Quando as pseudoteorias raciais visitam a UFMG

Maria Cristina Soares de Gouvêa* e
Nilma Lino Gomes**

A edição 1630 do BOLETIM noticiou a realização do seminário Resultados do Pisa e a perspectiva de ensino na América Latina, organizado pelo Laboratório de Diferenças Individuais do Departamento de Psicologia da UFMG e que teve como convidados especialistas brasileiros e estrangeiros. Entre estes, o pesquisador Charles Murray, Ph.D em Ciências Políticas.

Tal pesquisador foi entrevistado por dois periódicos de circulação nacional, Época e IstoÉ, aos quais afirmou que a miscigenação racial brasileira seria responsável por um suposto déficit intelectual da população. Tal afirmação, claramente racista, provoca-nos uma questão: por que este senhor é convidado pela UFMG, apresentado como especialista na avaliação do desempenho educacional?

Vejamos o currículo de Charles Murray. Em 1994, publicou o livro, imediatamente transformado em best-seller, The bell curve (A curva do sino). Ancorado numa série de pesquisas fundamentadas em dados estatísticos, o autor repetia o velho argumento, presente no campo científico desde o século 19, de que haveria uma correlação entre raça e cognição.

Este pressuposto, segundo o qual a raça branca constituiria o ápice da escala evolutiva enquanto a negra seria a mais rudimentar, fundamentou um sem-número de pesquisas antropométricas que buscavam comprová-lo. Com base na medição e comparação de diferentes caracteres anátomo-fisiológicos de indivíduos das duas raças, especialmente o tamanho/peso do cérebro, a chamada ciência da cranometria concluía haver uma inferioridade cognitiva das mulheres e indivíduos da raça negra, devido ao menor peso de seu cérebro. Esses estudos deram origem à eugenia, definida como “ciência” do aprimoramento das raças.

No início do século 20, a partir da criação dos testes de QI, a ciência supostamente encontrou o substrato capaz de sustentar a afirmação da superioridade cognitiva da raça branca. A inteligência poderia ser medida e comparada, não mais se recorrendo aos caracteres anátomo-fisiológicos, mas aos psicológicos, aferíveis nos testes psicométricos.
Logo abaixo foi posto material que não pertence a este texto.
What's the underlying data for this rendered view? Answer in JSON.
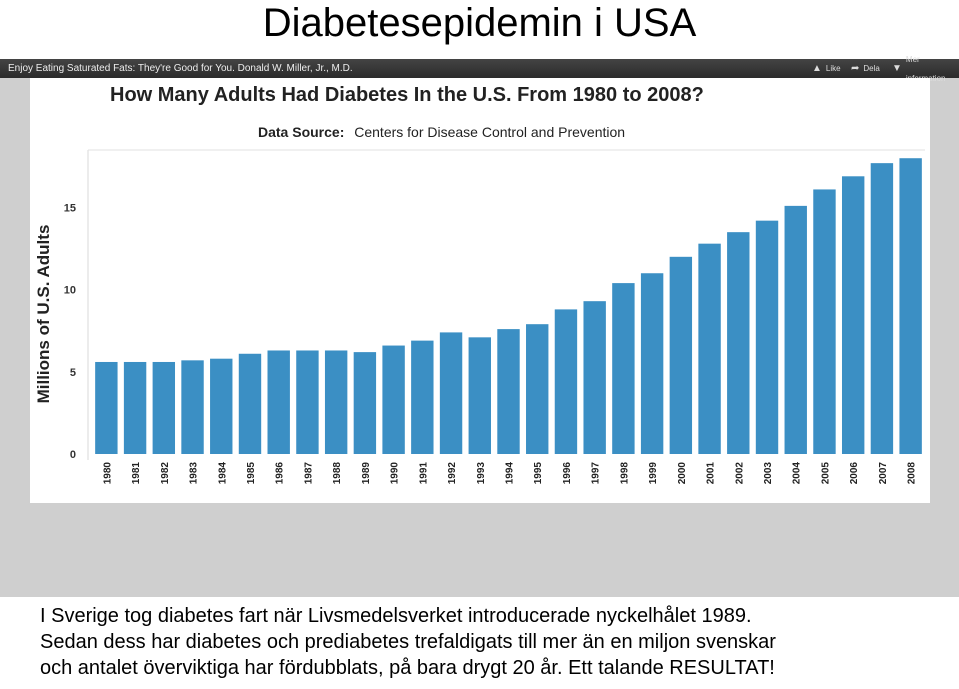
{
  "slide": {
    "title": "Diabetesepidemin i USA",
    "caption_lines": [
      "I Sverige tog diabetes fart när Livsmedelsverket introducerade nyckelhålet 1989.",
      "Sedan dess har diabetes och prediabetes trefaldigats till mer än en miljon svenskar",
      "och antalet överviktiga har fördubblats, på bara drygt 20 år. Ett talande RESULTAT!"
    ]
  },
  "video": {
    "title": "Enjoy Eating Saturated Fats: They're Good for You. Donald W. Miller, Jr., M.D.",
    "controls": {
      "like_label": "Like",
      "share_label": "Dela",
      "more_label": "Mer information"
    },
    "icons": {
      "like": "thumbs-up-icon",
      "share": "share-arrow-icon",
      "more": "down-arrow-icon"
    }
  },
  "chart_data": {
    "type": "bar",
    "title": "How Many Adults Had Diabetes In the U.S. From 1980 to 2008?",
    "source_label": "Data Source:",
    "source_value": "Centers for Disease Control and Prevention",
    "ylabel": "Millions of U.S. Adults",
    "xlabel": "",
    "ylim": [
      0,
      18.5
    ],
    "yticks": [
      0,
      5,
      10,
      15
    ],
    "bar_color": "#3b8fc4",
    "grid": false,
    "categories": [
      "1980",
      "1981",
      "1982",
      "1983",
      "1984",
      "1985",
      "1986",
      "1987",
      "1988",
      "1989",
      "1990",
      "1991",
      "1992",
      "1993",
      "1994",
      "1995",
      "1996",
      "1997",
      "1998",
      "1999",
      "2000",
      "2001",
      "2002",
      "2003",
      "2004",
      "2005",
      "2006",
      "2007",
      "2008"
    ],
    "values": [
      5.6,
      5.6,
      5.6,
      5.7,
      5.8,
      6.1,
      6.3,
      6.3,
      6.3,
      6.2,
      6.6,
      6.9,
      7.4,
      7.1,
      7.6,
      7.9,
      8.8,
      9.3,
      10.4,
      11.0,
      12.0,
      12.8,
      13.5,
      14.2,
      15.1,
      16.1,
      16.9,
      17.7,
      18.0
    ]
  }
}
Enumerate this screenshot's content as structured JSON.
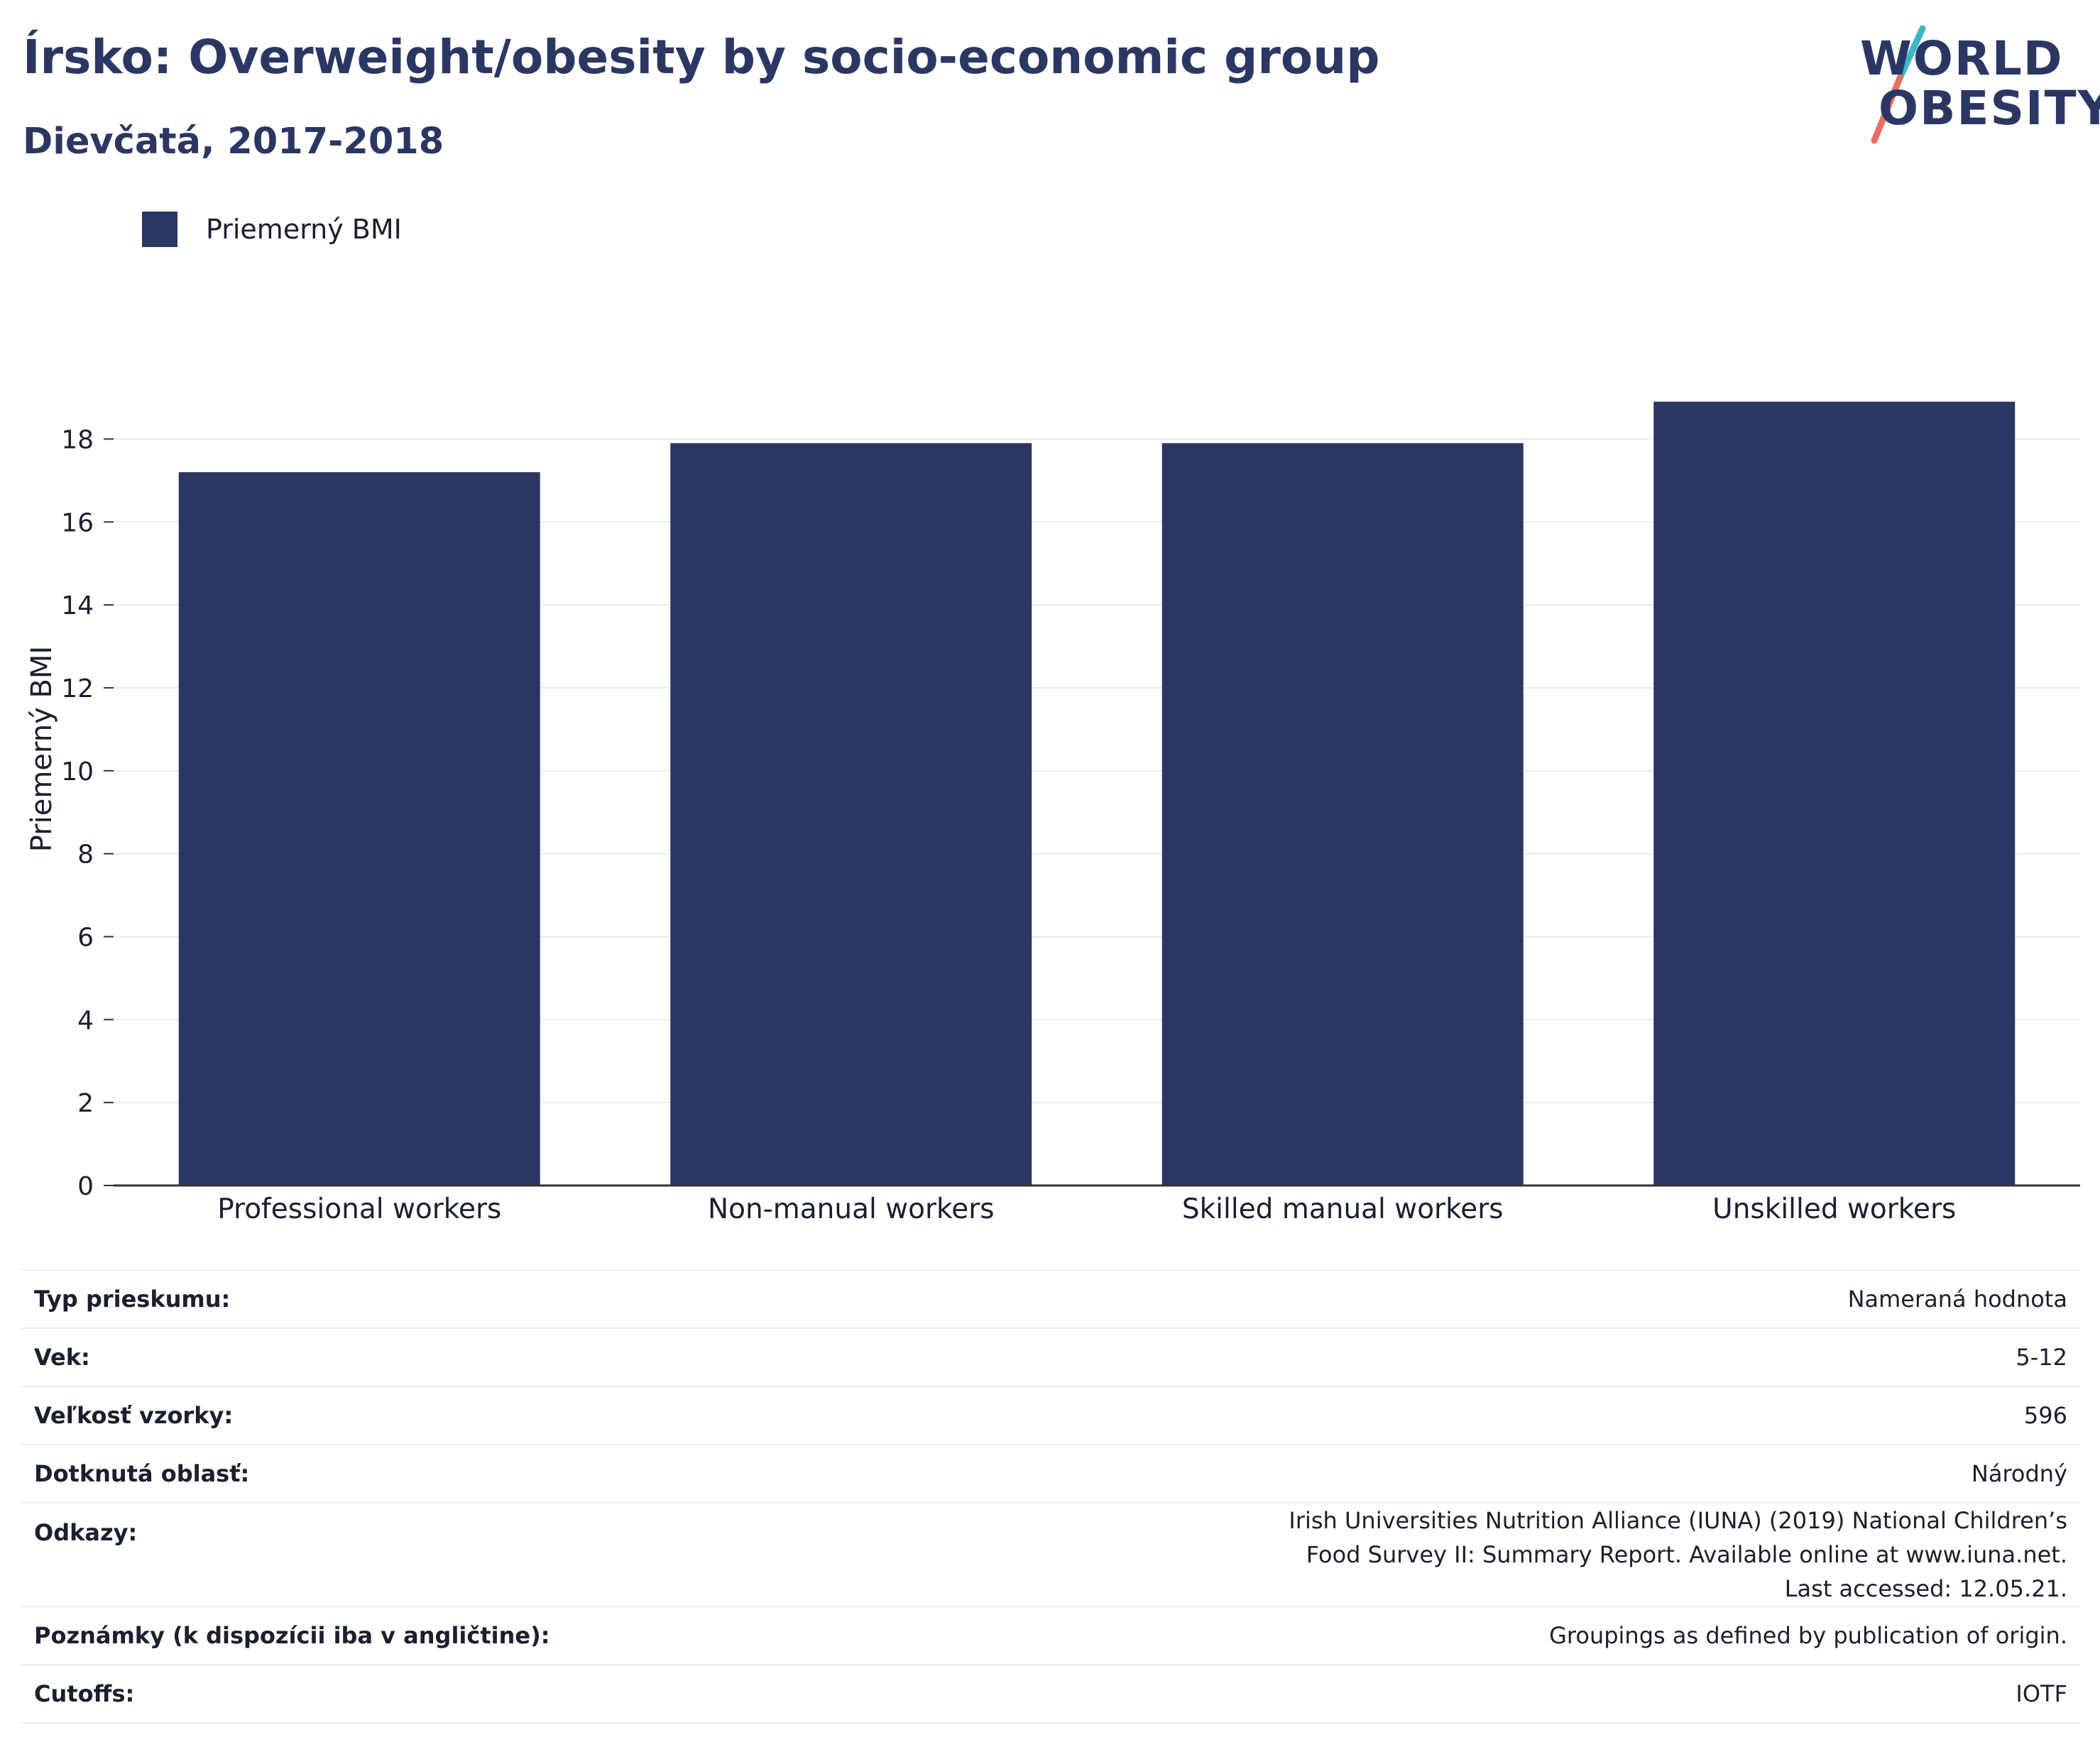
{
  "title": "Írsko: Overweight/obesity by socio-economic group",
  "subtitle": "Dievčatá, 2017-2018",
  "logo": {
    "line1": "WORLD",
    "line2": "OBESITY"
  },
  "colors": {
    "bar": "#2b3763",
    "title": "#2b3763",
    "grid": "#ebebeb",
    "axis": "#333333",
    "logo_slash_top": "#3fb6c4",
    "logo_slash_bottom": "#e8705f"
  },
  "chart_data": {
    "type": "bar",
    "categories": [
      "Professional workers",
      "Non-manual workers",
      "Skilled manual workers",
      "Unskilled workers"
    ],
    "series": [
      {
        "name": "Priemerný BMI",
        "values": [
          17.2,
          17.9,
          17.9,
          18.9
        ]
      }
    ],
    "title": "Írsko: Overweight/obesity by socio-economic group",
    "subtitle": "Dievčatá, 2017-2018",
    "xlabel": "",
    "ylabel": "Priemerný BMI",
    "ylim": [
      0,
      19
    ],
    "yticks": [
      0,
      2,
      4,
      6,
      8,
      10,
      12,
      14,
      16,
      18
    ],
    "grid": true,
    "legend": "top-left"
  },
  "info": [
    {
      "key": "Typ prieskumu:",
      "value": "Nameraná hodnota"
    },
    {
      "key": "Vek:",
      "value": "5-12"
    },
    {
      "key": "Veľkosť vzorky:",
      "value": "596"
    },
    {
      "key": "Dotknutá oblasť:",
      "value": "Národný"
    },
    {
      "key": "Odkazy:",
      "value": "Irish Universities Nutrition Alliance (IUNA) (2019) National Children’s Food Survey II: Summary Report. Available online at www.iuna.net. Last accessed: 12.05.21."
    },
    {
      "key": "Poznámky (k dispozícii iba v angličtine):",
      "value": "Groupings as defined by publication of origin."
    },
    {
      "key": "Cutoffs:",
      "value": "IOTF"
    }
  ]
}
Tal teste, apesar das objeções do autor, Alfred Binet, foi amplamente utilizado no estabelecimento da correlação raça-cognição. Paralelamente, a ciência da eugenia transformou-se em política de Estado na Alemanha nazista, voltada para eliminação de indivíduos de raças tidas como inferiores.

O desenvolvimento de pesquisas e políticas de Estado defensoras das desigualdades raciais poderia constituir apenas um triste e trágico capítulo na história da ciência e sua transformação em ideologia. No entanto, no caso da questão racial, tal tema insiste em ressurgir, sempre sustentado pela realização de pesquisas supostamente fundadas em dados empíricos, que comprovariam finalmente a tese em questão.

É o que ocorre com Charles Murray. Por ocasião da publicação de sua obra, esta foi amplamente debatida e refutada nos meios acadêmicos. Entre outros, o eminente biólogo Stephen Jay Gould, em seu livro A falsa medida do homem (Martins Fontes, 2004), demonstrou o caráter não-científico do estudo de Murray, baseado no falseamento e manipulação dos dados estatísticos e no recurso a investigações obscuras desenvolvidas em institutos sem respeitabilidade acadêmica.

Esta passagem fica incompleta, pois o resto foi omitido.